Guia da mulher no puerpério: quais consultas fazer, sinais de alerta e mais

mãe e bebê

Período após o nascimento do bebê exige cuidados individualizados e atenção aos sinais de alerta da mãe

Muita gente acredita que o cuidado físico e emocional da mulher, redobrados durante a gravidez, terminam após o nascimento do bebê. Contudo, é quando começa o puerpério – fase marcada por intensas transformações nos hormônios e na rotina do dia a dia.

Dessa forma, o acompanhamento no pós-parto é indicado para todas as mulheres que dão à luz. E, segundo Carla Iaconelli, ginecologista e obstetra, ele deve ser individualizado.

Acompanhamento da mulher no puerpério: o que é?

(Crédito: freepik/freepik)

O objetivo do acompanhamento com especialistas durante o puerpério – fase hormonal que dura entre 45 e 60 dias – é avaliar cicatrização, sangramentos, recuperação hormonal, amamentação e a adaptação do corpo após o parto.

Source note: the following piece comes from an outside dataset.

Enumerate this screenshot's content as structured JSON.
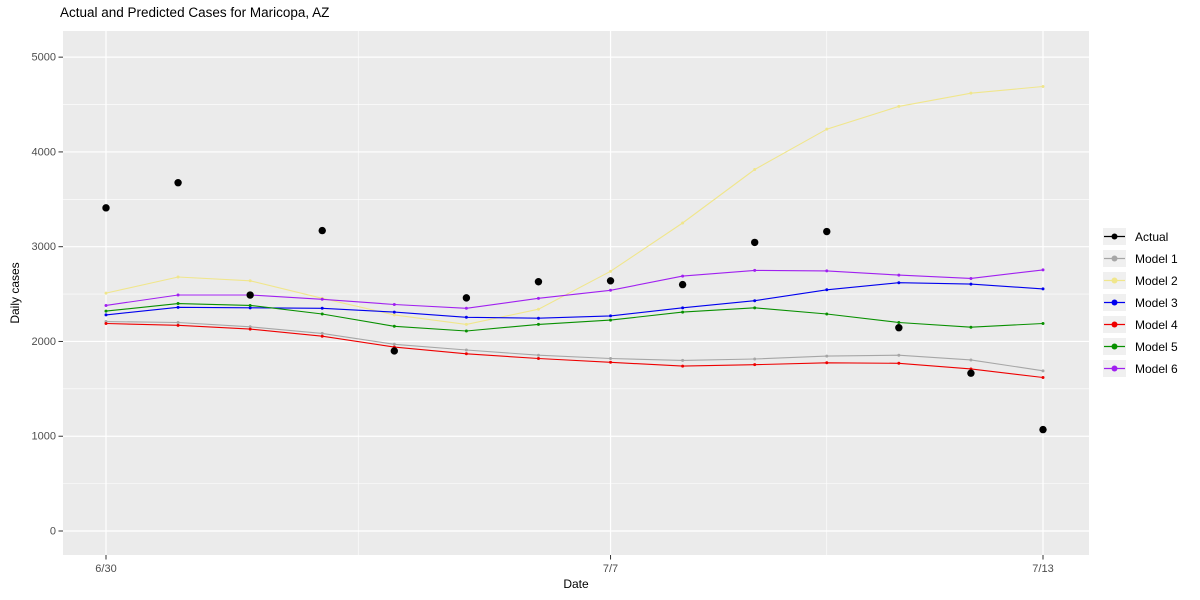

Tudo depende das necessidades da paciente. Os profissionais que costumam fazer parte do tratamento são fisioterapeutas pélvicas, psicólogos, psiquiatras, endocrinologistas, nutricionistas e até consultoras em amamentação.

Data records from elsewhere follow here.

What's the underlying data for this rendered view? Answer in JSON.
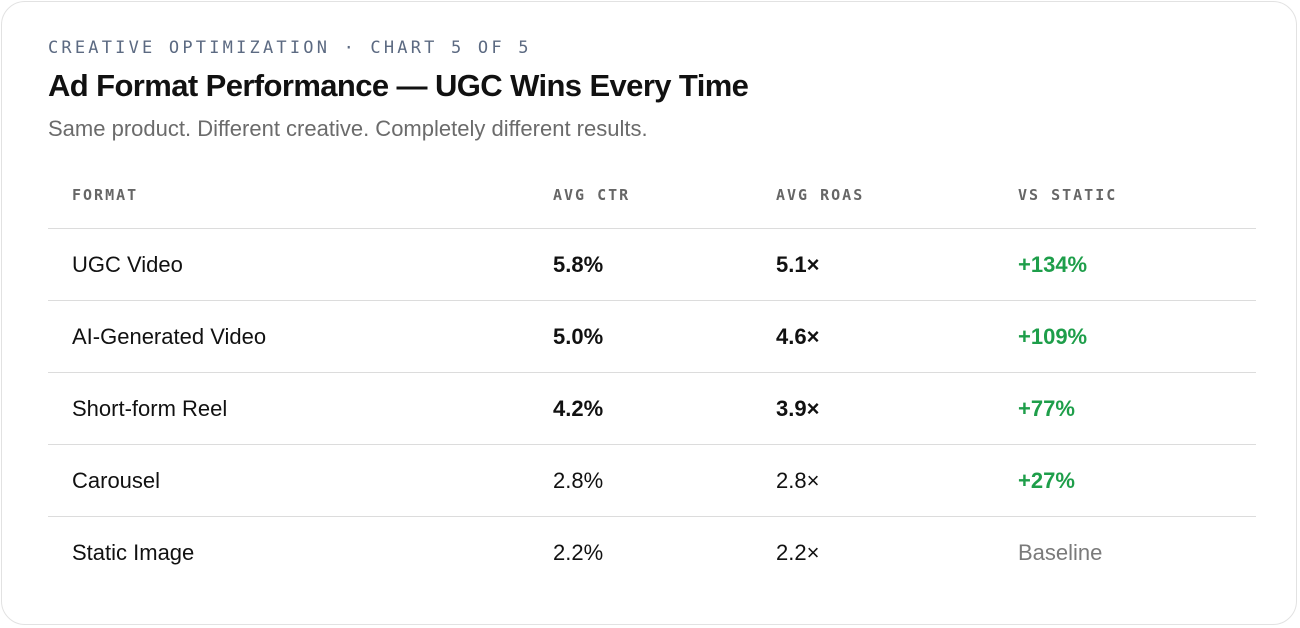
{
  "header": {
    "eyebrow": "CREATIVE OPTIMIZATION · CHART 5 OF 5",
    "title": "Ad Format Performance — UGC Wins Every Time",
    "subtitle": "Same product. Different creative. Completely different results."
  },
  "colors": {
    "positive": "#1e9e4a",
    "muted": "#7a7a7a",
    "eyebrow": "#5c6a82"
  },
  "chart_data": {
    "type": "table",
    "columns": [
      "FORMAT",
      "AVG CTR",
      "AVG ROAS",
      "VS STATIC"
    ],
    "rows": [
      {
        "format": "UGC Video",
        "ctr": "5.8%",
        "roas": "5.1×",
        "vs_static": "+134%",
        "emphasis": true,
        "positive": true
      },
      {
        "format": "AI-Generated Video",
        "ctr": "5.0%",
        "roas": "4.6×",
        "vs_static": "+109%",
        "emphasis": true,
        "positive": true
      },
      {
        "format": "Short-form Reel",
        "ctr": "4.2%",
        "roas": "3.9×",
        "vs_static": "+77%",
        "emphasis": true,
        "positive": true
      },
      {
        "format": "Carousel",
        "ctr": "2.8%",
        "roas": "2.8×",
        "vs_static": "+27%",
        "emphasis": false,
        "positive": true
      },
      {
        "format": "Static Image",
        "ctr": "2.2%",
        "roas": "2.2×",
        "vs_static": "Baseline",
        "emphasis": false,
        "positive": false
      }
    ]
  }
}
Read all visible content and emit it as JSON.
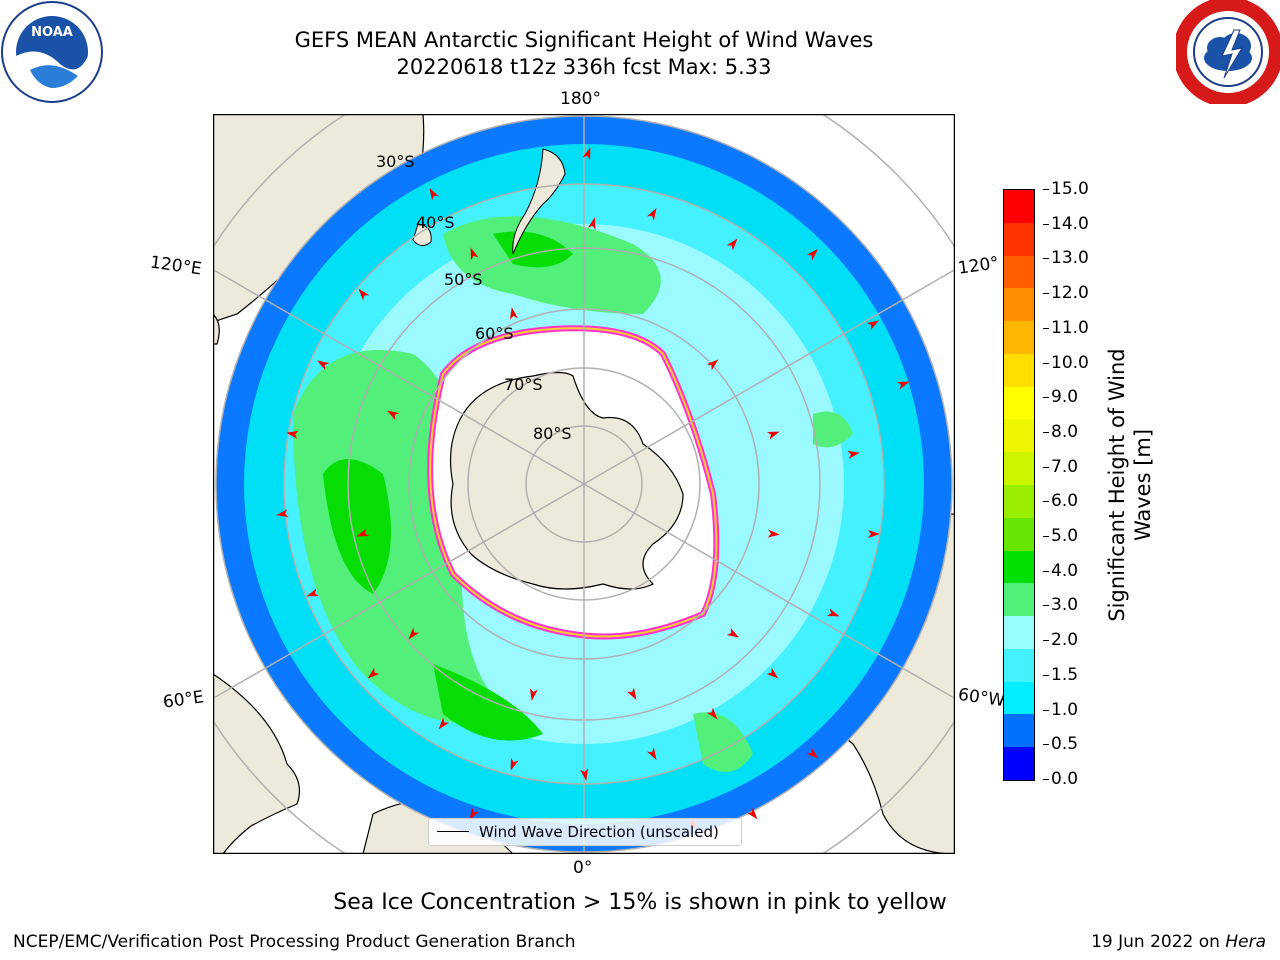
{
  "header": {
    "title_line1": "GEFS MEAN Antarctic Significant Height of Wind Waves",
    "title_line2": "20220618 t12z 336h fcst   Max: 5.33"
  },
  "logos": {
    "left": {
      "icon": "noaa-logo",
      "text": "NOAA"
    },
    "right": {
      "icon": "national-weather-service-logo"
    }
  },
  "map": {
    "projection": "south-polar-stereographic",
    "longitude_labels": {
      "top": "180°",
      "left_upper": "120°E",
      "right_upper": "120°",
      "left_lower": "60°E",
      "right_lower": "60°W",
      "bottom": "0°"
    },
    "latitude_labels": [
      "30°S",
      "40°S",
      "50°S",
      "60°S",
      "70°S",
      "80°S"
    ],
    "legend_label": "Wind Wave Direction (unscaled)",
    "colors": {
      "land": "#eeeadb",
      "ice_edge": "#ff33cc",
      "arrows": "#ee0000",
      "grid": "#b0b0b0"
    }
  },
  "colorbar": {
    "label": "Significant Height of Wind Waves [m]",
    "label_line1": "Significant Height of Wind",
    "label_line2": "Waves [m]",
    "tick_labels": [
      "15.0",
      "14.0",
      "13.0",
      "12.0",
      "11.0",
      "10.0",
      "9.0",
      "8.0",
      "7.0",
      "6.0",
      "5.0",
      "4.0",
      "3.0",
      "2.0",
      "1.5",
      "1.0",
      "0.5",
      "0.0"
    ],
    "colors_bottom_to_top": [
      "#0000ff",
      "#0070ff",
      "#00eeff",
      "#44f2ff",
      "#99fcff",
      "#50f079",
      "#00e000",
      "#66e600",
      "#99ee00",
      "#ccf500",
      "#eef500",
      "#ffff00",
      "#ffde00",
      "#ffb600",
      "#ff8f00",
      "#ff5d00",
      "#ff3300",
      "#ff0000"
    ]
  },
  "caption": "Sea Ice Concentration > 15% is shown in pink to yellow",
  "footer": {
    "left": "NCEP/EMC/Verification Post Processing Product Generation Branch",
    "date": "19 Jun 2022 on ",
    "machine": "Hera"
  }
}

De acordo com Carla Iaconelli, o mais importante é que a mulher não normalize dores intensas, sofrimento emocional nem desconfortos persistentes.

“O puerpério precisa de acolhimento, escuta e acompanhamento multidisciplinar”, reforça a médica.

Sinais no pós-parto que exigem retorno imediato ao médico

Existem alguns sinais de alerta que não devem ser ignorados no puerpério.

(Crédito: freepik/freepik)

“Sempre oriento minhas pacientes a procurarem avaliação médica imediata em casos de febre, sangramento excessivo, dor intensa, falta de ar, pressão alta, dores fortes de cabeça, secreções com odor forte ou dificuldade importante para amamentar”, afirma Iaconelli.

Além disso, tristeza profunda persistente, crises de ansiedade, sensação de incapacidade, medo excessivo ou pensamentos negativos também merecem atenção.

“Muitas vezes a mulher está tão focada no bebê, que acaba deixando os próprios sinais de lado. Cuidar da mãe também é cuidar do bebê”, conclui a especialista.